How To Land Yourself In Jail
A young Frenchman wants to switch places with me so he can sit next to one of the five cohorts who accompanied him on our transatlantic flight. He’s asked me several times if I’ll move, and he won’t take no for an answer. “This is my wife,” he says in broken English after the fifth or sixth request. Of course he’s stoned enough, after an apparent weekend of debauchery in NYC, not to realize that he said the very same thing to a man seated beside his other friend four rows back. Unless he’s Mormon, or a Muslim, he’s lying like a dog.
He doesn’t understand who he’s dealing with. I teach people how to say no.
As a recovering nice girl, I don’t give a toss if I appear unreasonable. I spent way too many years giving up what I wanted to keep the peace. I’ll be damned if I’ll do it again, particularly for this very rude, French-speaking ruffian.
I like my seat. I went to a lot of trouble choosing it online the month before. An aisle seat, with Walt just across the way in an aisle seat of his own. There’s lots of legroom. I can get up in the middle of the night to pee without stepping over people who are fast asleep. There is a method to my madness.
But the Frenchman won’t let it go. He ramps up the volume. Rocking back and forth in the center seat next to Walt, he stuffs a Big Mac in his mouth, then spews French and hamburger detritus. “I want to eat,” or “I’m eating,” or “I will eat,” he screams in a language I could never properly conjugate. As if his ability to eat his meal were somehow linked to occupying my seat, 26D. His eyes roll to the back of his head.
It occurs to me that someone willing to make such a scene is either deranged, or wigged out on methamphetamines. Either scenario would give a normal person pause, but not me. I’ve found the resolve of Nathan Hale. I only regret that I have but one to life to give for seat 26D.
The steward steps in. He needs to get this situation under control or we won’t be taking off. It’s midnight. We’re three hours behind schedule thanks to mechanical problems. He doesn’t speak a word of French; so dealing with me is his only hope. But I don’t care. I’m not giving up my seat. “Why not switch seats?” he implores. “Don’t you want to sit next to your husband?”
“That man is dangerous,” I say as I jump up and down in the aisle and point my finger accusingly at the enemy besides my husband. “That mother fucker is crazy and I want him gone.”
Walt looks nervous. He signals me to chill out; to drop it and move the hell over, which is unusual because he’s usually the one to kick into defense mode when provoked and snarl like a rabid German shepherd. The other passengers have gone deathly quiet.

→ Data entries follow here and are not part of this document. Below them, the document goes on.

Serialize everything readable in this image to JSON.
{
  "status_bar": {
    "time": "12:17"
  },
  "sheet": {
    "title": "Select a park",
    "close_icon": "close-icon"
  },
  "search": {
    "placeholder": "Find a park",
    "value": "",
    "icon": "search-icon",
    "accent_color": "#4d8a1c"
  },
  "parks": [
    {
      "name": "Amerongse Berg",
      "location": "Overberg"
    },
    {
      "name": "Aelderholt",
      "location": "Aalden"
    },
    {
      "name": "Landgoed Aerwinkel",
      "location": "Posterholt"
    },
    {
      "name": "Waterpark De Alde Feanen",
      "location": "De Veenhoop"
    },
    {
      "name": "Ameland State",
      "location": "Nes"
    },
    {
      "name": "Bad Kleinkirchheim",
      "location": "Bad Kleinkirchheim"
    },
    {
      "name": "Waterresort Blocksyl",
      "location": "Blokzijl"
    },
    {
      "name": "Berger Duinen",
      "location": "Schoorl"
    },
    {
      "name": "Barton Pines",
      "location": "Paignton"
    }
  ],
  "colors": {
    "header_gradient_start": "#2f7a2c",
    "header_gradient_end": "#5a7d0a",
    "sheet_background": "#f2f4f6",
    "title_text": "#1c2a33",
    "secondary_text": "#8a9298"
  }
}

From their faces I can see that they’re not quite sure who here is the lunatic.
“Enfant terrible,” I yell, remembering my 9th grade French. It’s not exactly “cry baby,” but close enough for points. I want to slam this fool in the face with my Tony Robbins Live With Purpose water bottle. I want to poison his McDonald’s hamburger, as if the food itself won’t do him in over the long haul.
I don’t care what anybody on this plane thinks. I don’t care if it is midnight. I don’t CARE if we’re all unloaded again and made to lie face-down and spreadeagled on the tarmac. I don’t CARE if I get marched off in leg irons to the Fucking Bastille the minute we land at Charles De Gaulle. I don’t care. I’m not giving in. It’s a matter of principle.

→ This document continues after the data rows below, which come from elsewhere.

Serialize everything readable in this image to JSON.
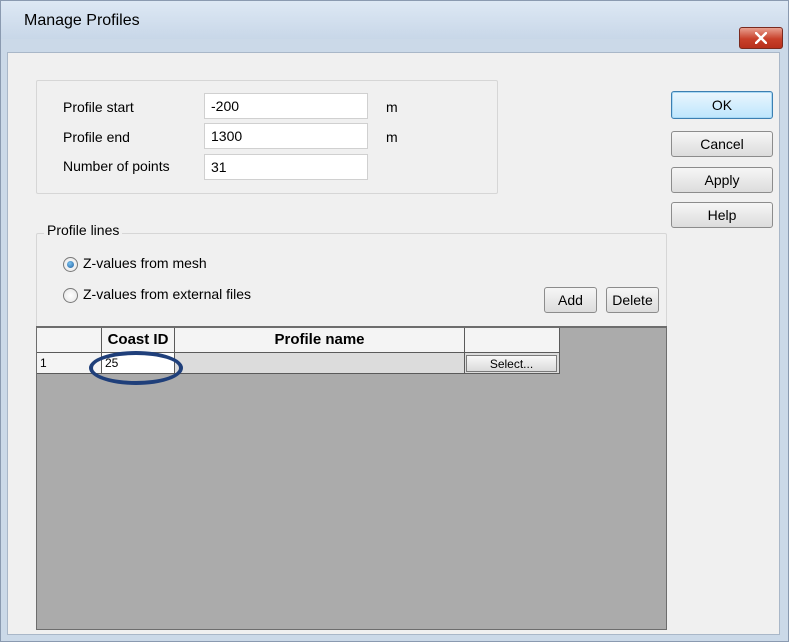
{
  "window": {
    "title": "Manage Profiles",
    "close_icon": "close-icon"
  },
  "profile": {
    "start_label": "Profile start",
    "start_value": "-200",
    "start_unit": "m",
    "end_label": "Profile end",
    "end_value": "1300",
    "end_unit": "m",
    "points_label": "Number of points",
    "points_value": "31"
  },
  "buttons": {
    "ok": "OK",
    "cancel": "Cancel",
    "apply": "Apply",
    "help": "Help"
  },
  "profile_lines": {
    "group_label": "Profile lines",
    "radio_mesh": "Z-values from mesh",
    "radio_external": "Z-values from external files",
    "selected": "Z-values from mesh",
    "add": "Add",
    "delete": "Delete"
  },
  "grid": {
    "columns": [
      "",
      "Coast ID",
      "Profile name",
      ""
    ],
    "rows": [
      {
        "index": "1",
        "coast_id": "25",
        "profile_name": "",
        "action": "Select..."
      }
    ]
  },
  "colors": {
    "highlight_ellipse": "#1f3f7a",
    "close_button": "#c8402a"
  }
}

The word ‘principle,‘ however, gives me pause. I know, when I’m feeling rational, what ‘principle’ costs. I’ve seen individuals shell out thousands of dollars, no, tens of thousands of dollars in order to fight an unjust fine of $200. Or rack up an ungodly legal bill because someone at a town meeting had the gall to insult him in public. I understand how, in the heat of the moment, one can lose sight of the associated price.
“Please, Miss,” the steward pleads. He looks exhausted.
“Just change seats, Ann,” Walt says. “Remember the outcome we’re after.”
We’re on our way to our home in Ireland. To a place with green grass, and grazing cows, and squawking pheasants, and little red foxen that play in our front yard. There’s a leather couch waiting for us, which overlooks the Atlantic Ocean. And a stack of books I’ve been dying to read. And there’s time and space to think, to unwind, to regroup. That’s the outcome. That’s why we’re on this ridiculous plane in the first place.
My nostrils flare as I gather my things and step aside to relinquish my seat.
The other 230 passengers breathe a sigh of relief.
I take the seat beside Walt and I think about the pendulum swing, the tendency for a former doormat to turn into a total asshole because she hasn’t quite learned where the middle ground is yet. But at this moment I just don’t care. Fuck the pendulum.